- Origin: Rijeka, Croatia
- Genres: Irish folk, Irish rock
- Years active: 1996–present
- Labels: Dallas Records
- Members: Erik Malnar Alen Širola Marko Anić Marko Jurić Sebastian Mavrić
- Website: belfastfood.com

= Belfast Food =

Croatian music band

Belfast Food is a music band from Rijeka, Croatia, performing Irish folk and rock music under their current name since 1996.

They have been featured on the national charts at least once.

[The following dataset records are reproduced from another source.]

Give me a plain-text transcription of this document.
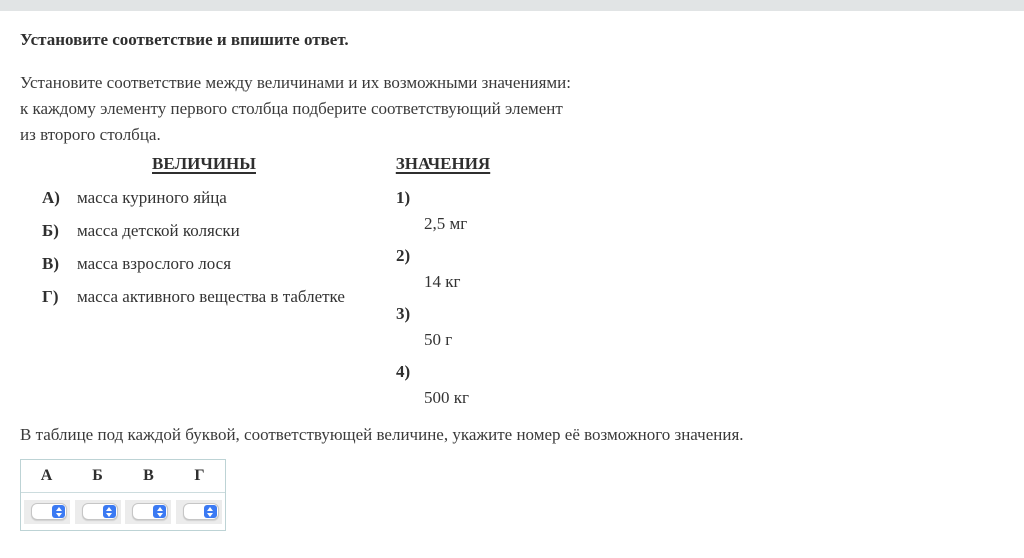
Установите соответствие и впишите ответ.
Установите соответствие между величинами и их возможными значениями:
к каждому элементу первого столбца подберите соответствующий элемент
из второго столбца.
ВЕЛИЧИНЫ
А) масса куриного яйца
Б) масса детской коляски
В) масса взрослого лося
Г) масса активного вещества в таблетке
ЗНАЧЕНИЯ
1)
2,5 мг
2)
14 кг
3)
50 г
4)
500 кг
В таблице под каждой буквой, соответствующей величине, укажите номер её возможного значения.
А	Б	В	Г
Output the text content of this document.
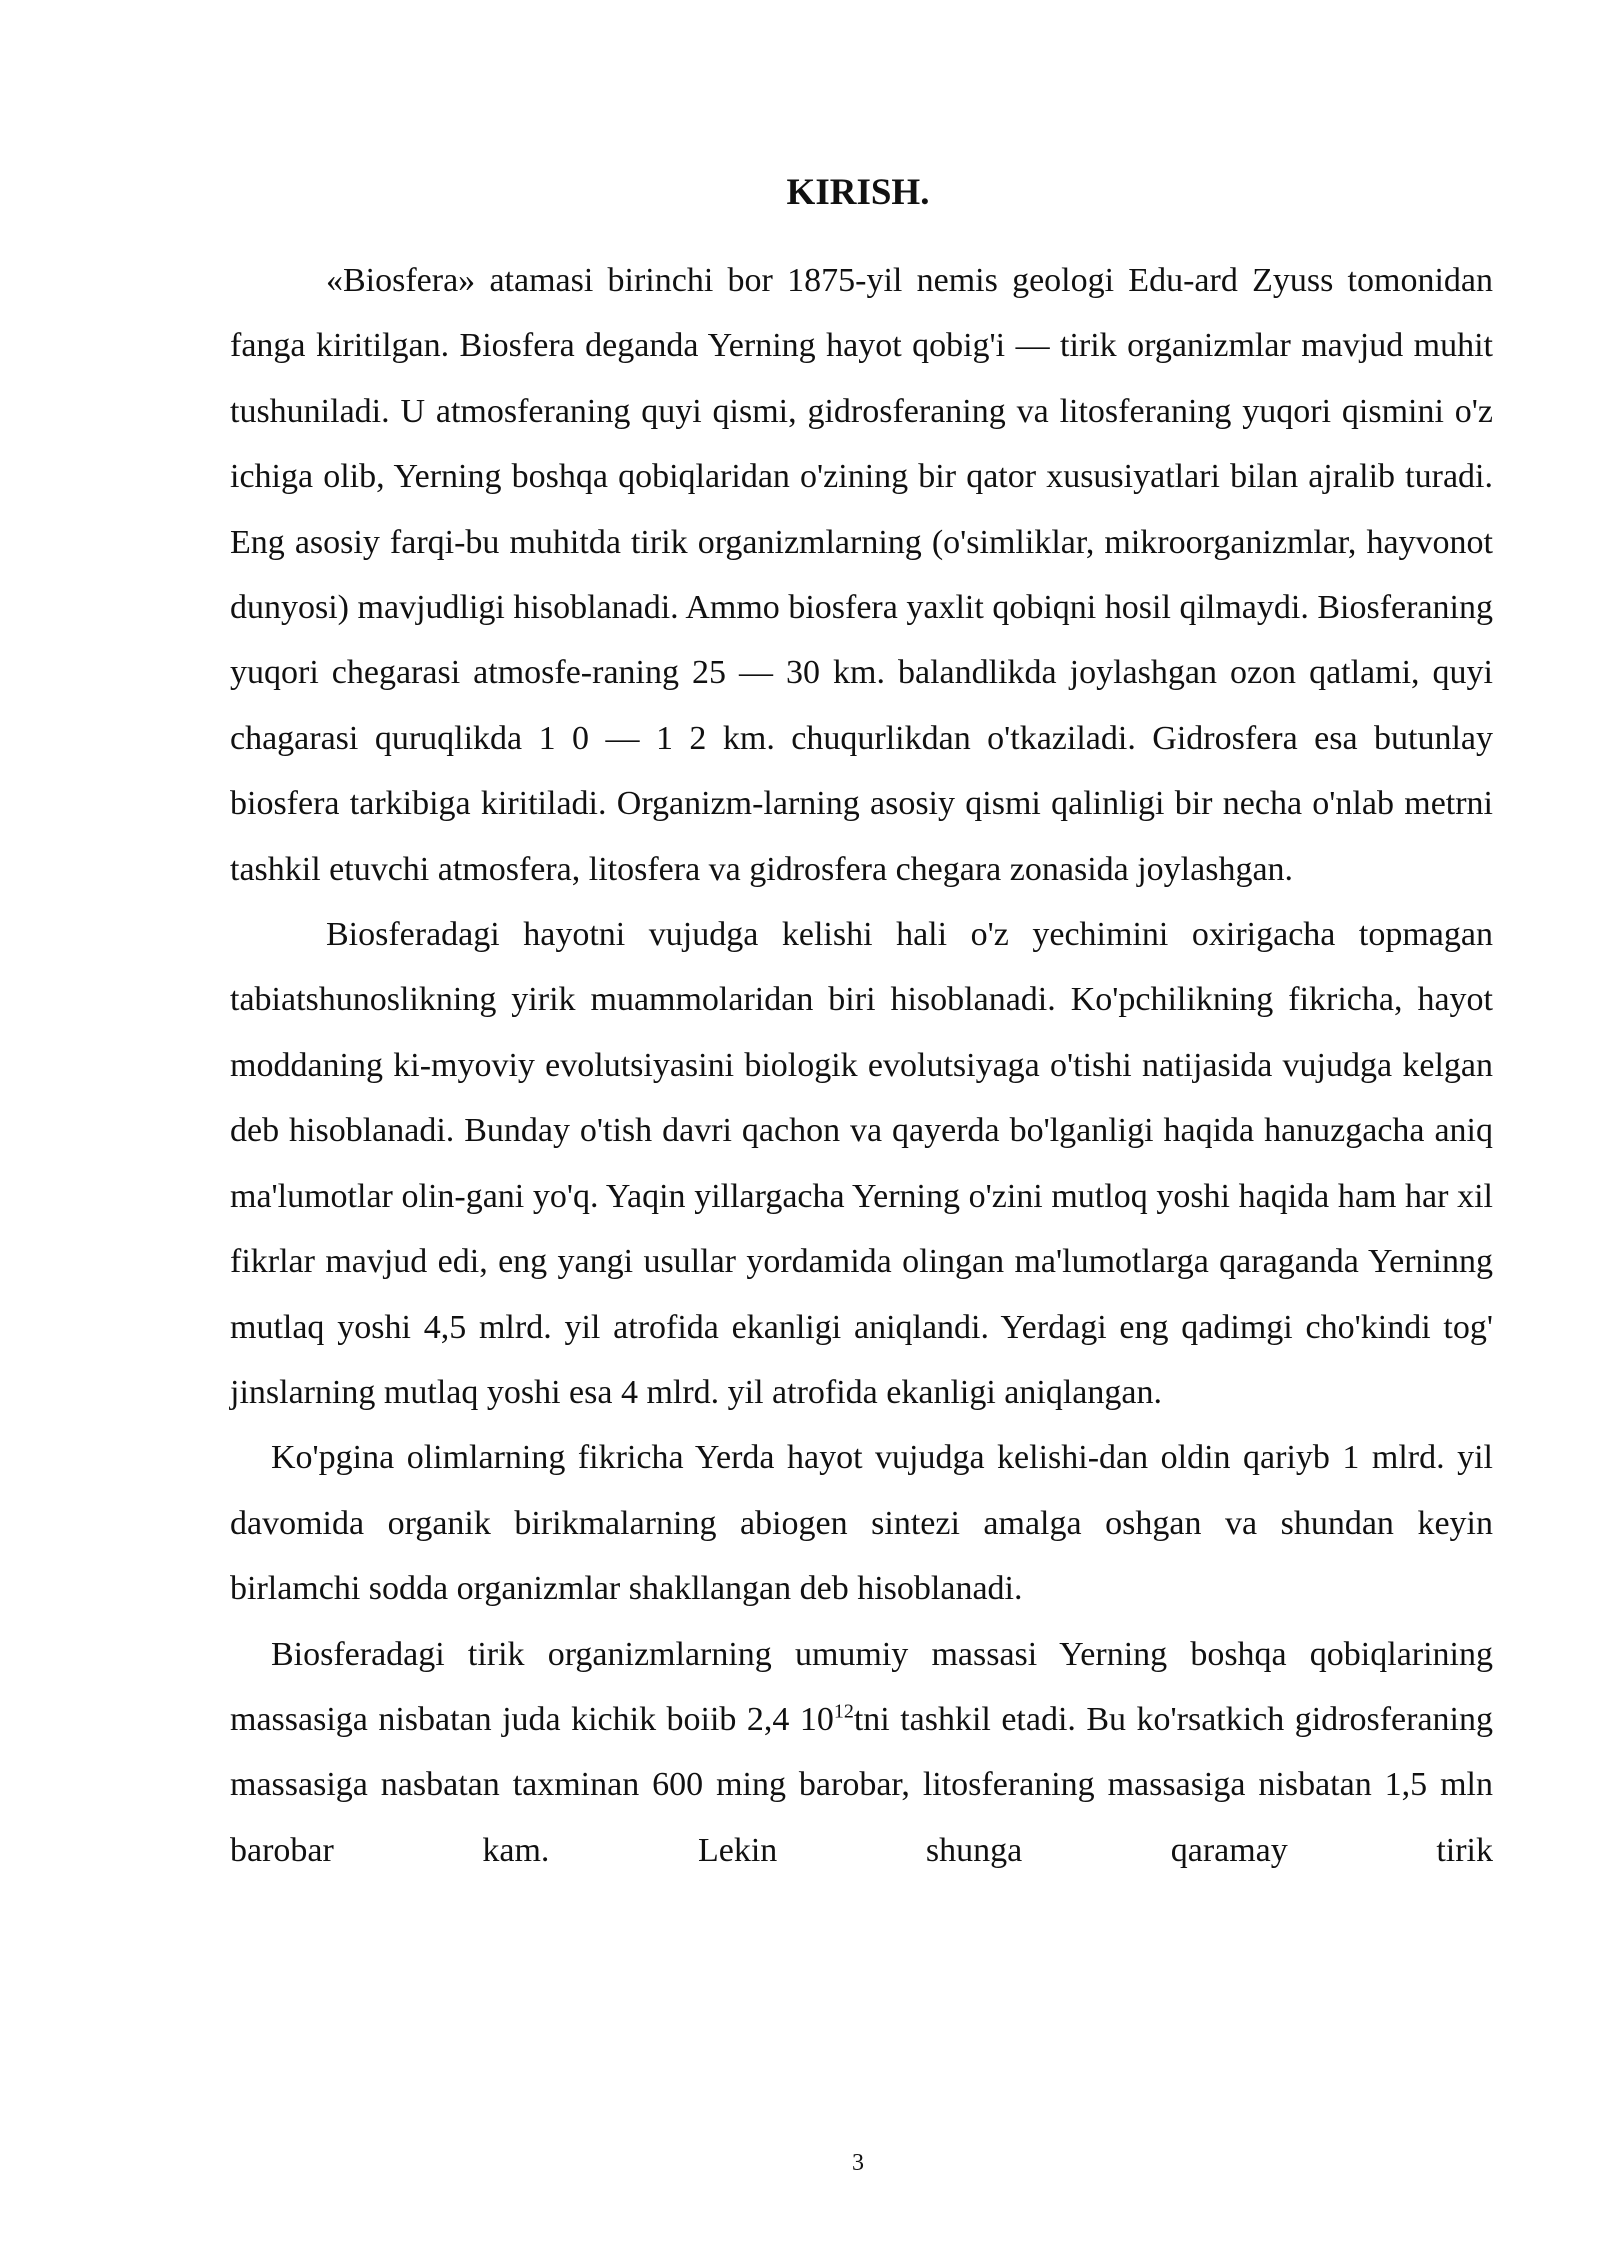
KIRISH.

«Biosfera» atamasi birinchi bor 1875-yil nemis geologi Edu-ard Zyuss tomonidan fanga kiritilgan. Biosfera deganda Yerning hayot qobig'i — tirik organizmlar mavjud muhit tushuniladi. U atmosferaning quyi qismi, gidrosferaning va litosferaning yuqori qismini o'z ichiga olib, Yerning boshqa qobiqlaridan o'zining bir qator xususiyatlari bilan ajralib turadi. Eng asosiy farqi-bu muhitda tirik organizmlarning (o'simliklar, mikroorganizmlar, hayvonot dunyosi) mavjudligi hisoblanadi. Ammo biosfera yaxlit qobiqni hosil qilmaydi. Biosferaning yuqori chegarasi atmosfe-raning 25 — 30 km. balandlikda joylashgan ozon qatlami, quyi chagarasi quruqlikda 1 0 — 1 2 km. chuqurlikdan o'tkaziladi. Gidrosfera esa butunlay biosfera tarkibiga kiritiladi. Organizm-larning asosiy qismi qalinligi bir necha o'nlab metrni tashkil etuvchi atmosfera, litosfera va gidrosfera chegara zonasida joylashgan.

Biosferadagi hayotni vujudga kelishi hali o'z yechimini oxirigacha topmagan tabiatshunoslikning yirik muammolaridan biri hisoblanadi. Ko'pchilikning fikricha, hayot moddaning ki-myoviy evolutsiyasini biologik evolutsiyaga o'tishi natijasida vujudga kelgan deb hisoblanadi. Bunday o'tish davri qachon va qayerda bo'lganligi haqida hanuzgacha aniq ma'lumotlar olin-gani yo'q. Yaqin yillargacha Yerning o'zini mutloq yoshi haqida ham har xil fikrlar mavjud edi, eng yangi usullar yordamida olingan ma'lumotlarga qaraganda Yerninng mutlaq yoshi 4,5 mlrd. yil atrofida ekanligi aniqlandi. Yerdagi eng qadimgi cho'kindi tog' jinslarning mutlaq yoshi esa 4 mlrd. yil atrofida ekanligi aniqlangan.

Ko'pgina olimlarning fikricha Yerda hayot vujudga kelishi-dan oldin qariyb 1 mlrd. yil davomida organik birikmalarning abiogen sintezi amalga oshgan va shundan keyin birlamchi sodda organizmlar shakllangan deb hisoblanadi.

Biosferadagi tirik organizmlarning umumiy massasi Yerning boshqa qobiqlarining massasiga nisbatan juda kichik boiib 2,4 $10^{12}tni$ tashkil etadi. Bu ko'rsatkich gidrosferaning massasiga nasbatan taxminan 600 ming barobar, litosferaning massasiga nisbatan 1,5 mln barobar kam. Lekin shunga qaramay tirik

3
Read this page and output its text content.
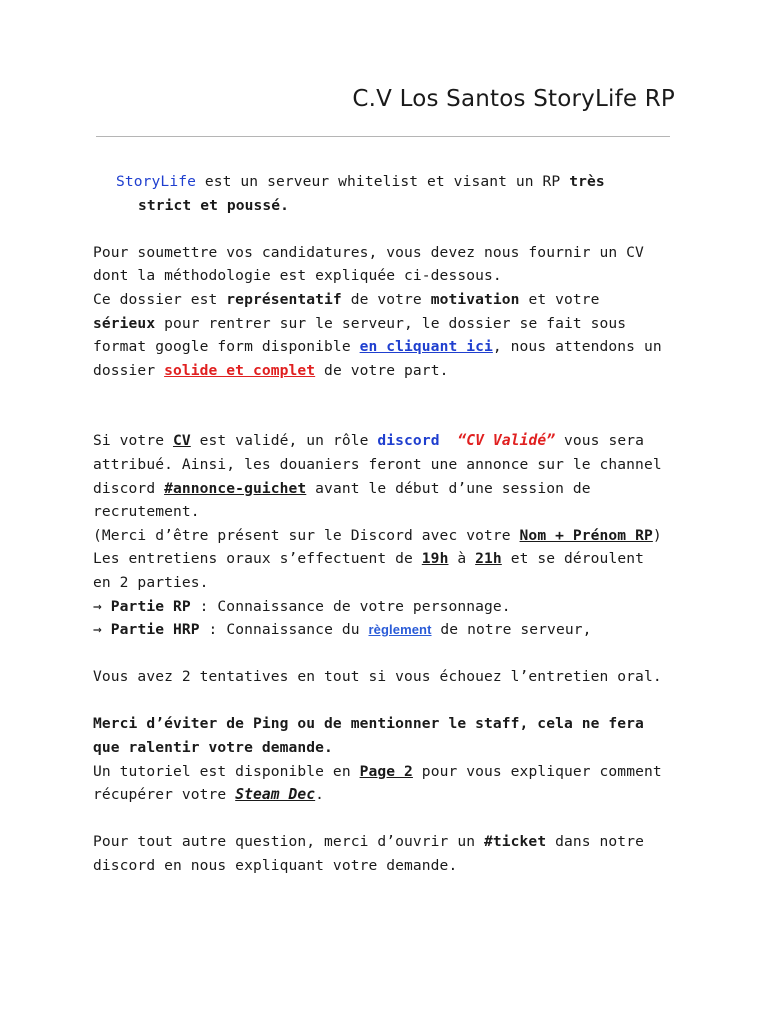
C.V Los Santos StoryLife RP

StoryLife est un serveur whitelist et visant un RP très

strict et poussé.

Pour soumettre vos candidatures, vous devez nous fournir un CV

dont la méthodologie est expliquée ci-dessous.

Ce dossier est représentatif de votre motivation et votre

sérieux pour rentrer sur le serveur, le dossier se fait sous

format google form disponible en cliquant ici, nous attendons un

dossier solide et complet de votre part.

Si votre CV est validé, un rôle discord “CV Validé” vous sera

attribué. Ainsi, les douaniers feront une annonce sur le channel

discord #annonce-guichet avant le début d’une session de

recrutement.

(Merci d’être présent sur le Discord avec votre Nom + Prénom RP)

Les entretiens oraux s’effectuent de 19h à 21h et se déroulent

en 2 parties.

→ Partie RP : Connaissance de votre personnage.

→ Partie HRP : Connaissance du règlement de notre serveur,

Vous avez 2 tentatives en tout si vous échouez l’entretien oral.

Merci d’éviter de Ping ou de mentionner le staff, cela ne fera

que ralentir votre demande.

Un tutoriel est disponible en Page 2 pour vous expliquer comment

récupérer votre Steam Dec.

Pour tout autre question, merci d’ouvrir un #ticket dans notre

discord en nous expliquant votre demande.
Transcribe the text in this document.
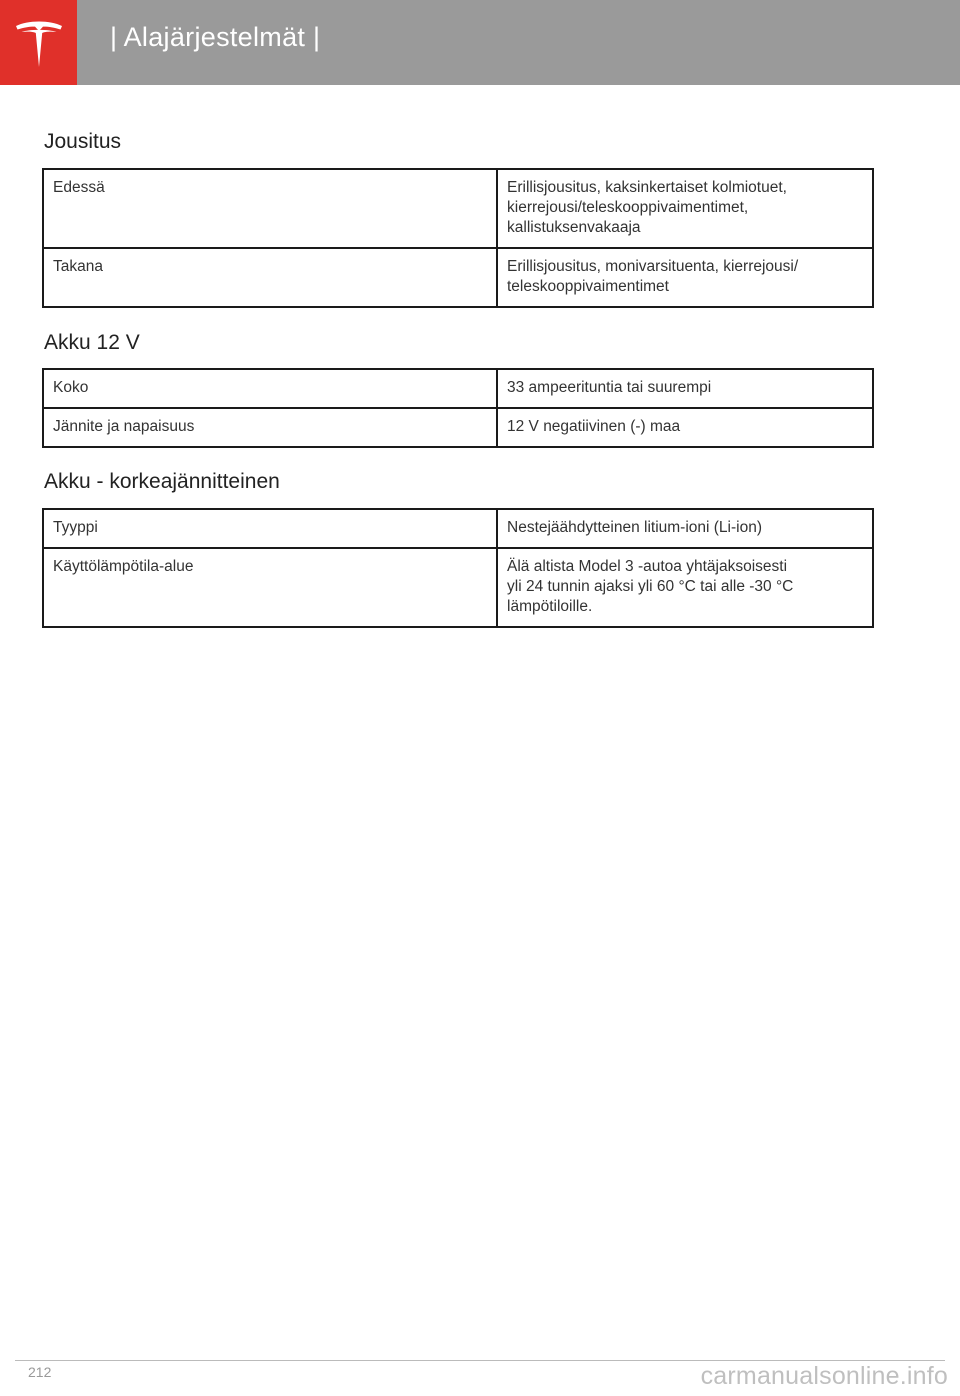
| Alajärjestelmät |
Jousitus
Edessä	Erillisjousitus, kaksinkertaiset kolmiotuet,
kierrejousi/teleskooppivaimentimet,
kallistuksenvakaaja

Takana	Erillisjousitus, monivarsituenta, kierrejousi/
teleskooppivaimentimet
Akku 12 V
Koko	33 ampeerituntia tai suurempi

Jännite ja napaisuus	12 V negatiivinen (-) maa
Akku - korkeajännitteinen
Tyyppi	Nestejäähdytteinen litium-ioni (Li-ion)

Käyttölämpötila-alue	Älä altista Model 3 -autoa yhtäjaksoisesti
yli 24 tunnin ajaksi yli 60 °C tai alle -30 °C
lämpötiloille.
212	carmanualsonline.info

Belfast Food had several original hit singles, such as "Van iz grada", "Trivijalna stvar", "Lagano lagano". They have also created covers of popular Irish songs, such as "Rocky Road to Dublin" ,"Dirty Old Town" ("Šporki stari grad") or the Australian "Waltzing Matilda" ("Mate i Matilda").

==Discography==
===Studio albums===
- Live in Rijeka (Kondorcomm, 1997)
- Zašto zato (Kondorcomm, 2000)
- Melodije Irske i Kvarnera (Dallas Records, 2002)
- Zeleni album (Dallas Records, 2006)
- Live in Tvornica (Audio CD and Video DVD, Dallas Records, 2008)

===Singles===

| Title | Year | Peak chart positions | Album |
CRO
| "Volim kako se smiješ" (with Nikolina Tomljanović) | 2021 | 3 | Non-album single |
"—" denotes releases that did not chart or were not released in that territory.